DBA Rules of Thumb - Part 8 (Being Business Savvy)

Understand the Business, Not Just the Technology

Remember that being technologically adept is just a part of being a good DBA. Although technology is important, understanding your business needs is more important. If you do not understand the impact on the business of the databases you manage, you will simply be throwing technology around with no clear purpose.

Business needs must dictate what technology is applied to what database—and to which applications. Using the latest and greatest (and most expensive) technology and software might be fun and technologically challenging, but it most likely will not be required for every database you implement. The DBA’s tools and utilities need to be tied to business strategies and initiatives. In this way, the DBA’s work becomes integrated with the goals and operations of the organization.
The first step in achieving this needed synergy is the integration of DBA services with the other core components of the IT infrastructure. Of course, DBAs should be able to monitor and control the databases under their purview, but they should also be able to monitor them within the context of the broader spectrum of the IT infrastructure—including systems, applications, storage, and networks. Only then can companies begin to tie service-level agreements to business needs, rather than technology metrics.
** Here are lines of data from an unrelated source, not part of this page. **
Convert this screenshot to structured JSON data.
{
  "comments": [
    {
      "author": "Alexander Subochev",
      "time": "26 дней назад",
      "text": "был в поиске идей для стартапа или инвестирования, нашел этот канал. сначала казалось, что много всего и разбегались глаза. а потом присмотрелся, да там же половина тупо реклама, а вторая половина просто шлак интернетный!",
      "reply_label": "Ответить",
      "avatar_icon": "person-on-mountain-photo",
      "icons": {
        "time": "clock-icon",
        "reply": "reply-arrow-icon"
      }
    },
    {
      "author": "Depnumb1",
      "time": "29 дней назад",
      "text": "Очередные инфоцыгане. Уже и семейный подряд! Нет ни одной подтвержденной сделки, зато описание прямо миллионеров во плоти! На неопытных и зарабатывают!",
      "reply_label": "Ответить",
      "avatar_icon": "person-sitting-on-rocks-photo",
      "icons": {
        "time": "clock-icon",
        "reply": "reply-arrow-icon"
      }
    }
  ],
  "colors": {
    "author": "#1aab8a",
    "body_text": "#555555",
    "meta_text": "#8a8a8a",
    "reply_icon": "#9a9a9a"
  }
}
DBAs should be able to gain insight into the natural cycles of the business just by performing their job. Developers and administrators of other parts of the IT infrastructure will not have the vision into the busiest times of the day, week, quarter, or year because they are not privy to the actual flow of data from corporate business functions. But the DBA has access to that information as a component of performing the job. It is empowering to be able to understand business cycle information and apply it on the job.

DBAs need to expand further to take advantage of their special position in the infrastructure. Talk to the end users — not just the application developers. Get a sound understanding of how the databases will be used before implementing any database design. Gain an understanding of the database’s impact on the company’s bottom line, so that when the inevitable problems occur in production you will remember the actual business impact of not having that data available. This also allows you to create procedures that minimize the potential for such problems.
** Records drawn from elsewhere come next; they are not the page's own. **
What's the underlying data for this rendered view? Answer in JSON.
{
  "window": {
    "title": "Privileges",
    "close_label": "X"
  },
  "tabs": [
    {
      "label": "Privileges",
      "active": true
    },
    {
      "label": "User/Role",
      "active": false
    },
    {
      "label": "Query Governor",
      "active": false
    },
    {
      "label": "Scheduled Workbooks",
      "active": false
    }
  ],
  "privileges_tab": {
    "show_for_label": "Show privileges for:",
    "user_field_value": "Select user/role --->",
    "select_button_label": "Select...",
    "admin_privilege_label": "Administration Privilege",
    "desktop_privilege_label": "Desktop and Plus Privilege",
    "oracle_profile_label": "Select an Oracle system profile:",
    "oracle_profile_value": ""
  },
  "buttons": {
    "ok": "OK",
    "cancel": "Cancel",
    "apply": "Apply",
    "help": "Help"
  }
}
To fulfill the promise of business/IT integration, it will be necessary to link business services to the underlying technology. For example, a technician should be able to immediately comprehend that a service outage to transaction X7R2 in the PRD2 environment means that regional demand deposit customers cannot access their accounts. See the difference?

Focusing on transactions, TP monitors, and databases is the core of the DBA’s job. But servicing customers is the reason the DBA builds those databases and manages those transactions. Technicians with an understanding of the business impact of technology decisions will do a better job of servicing the business strategy. This is doubly true for the DBA’s manager. Technology managers who speak in business terms are more valuable to their company.
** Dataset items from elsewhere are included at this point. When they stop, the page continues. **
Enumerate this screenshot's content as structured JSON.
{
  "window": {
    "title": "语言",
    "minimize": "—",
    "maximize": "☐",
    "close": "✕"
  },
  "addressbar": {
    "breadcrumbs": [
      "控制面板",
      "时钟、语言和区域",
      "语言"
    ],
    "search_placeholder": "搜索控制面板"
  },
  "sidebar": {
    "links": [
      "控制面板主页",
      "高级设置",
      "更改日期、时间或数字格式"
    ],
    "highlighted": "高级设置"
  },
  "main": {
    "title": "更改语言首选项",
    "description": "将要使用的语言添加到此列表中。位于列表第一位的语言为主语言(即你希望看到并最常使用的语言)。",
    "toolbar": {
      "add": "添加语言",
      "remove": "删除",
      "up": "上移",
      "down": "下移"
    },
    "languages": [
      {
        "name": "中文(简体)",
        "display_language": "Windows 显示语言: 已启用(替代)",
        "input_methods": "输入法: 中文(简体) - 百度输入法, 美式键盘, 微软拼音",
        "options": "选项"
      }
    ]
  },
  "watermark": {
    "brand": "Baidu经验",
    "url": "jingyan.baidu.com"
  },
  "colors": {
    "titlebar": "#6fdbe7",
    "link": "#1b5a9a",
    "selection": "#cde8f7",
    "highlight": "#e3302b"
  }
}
Of course, the devil is in the details. A key component of realizing effective business/IT integration for DBAs is the ability to link specific pieces of technology to specific business services. This requires a service impact management capability—that is, analyzing the technology required to power each critical business service and documenting the link. Technologies exist to automate some of this through event automation and service modeling. Such capabilities help to transform availability and performance data into detailed knowledge about the status of business services and service-level agreements.


Today’s modern corporations need technicians who are cognizant of the business impact of their management decisions. As such, DBAs need to get busy transforming themselves to become more business savvy — that is, to keep an eye on the business impact of the technology under their span of control.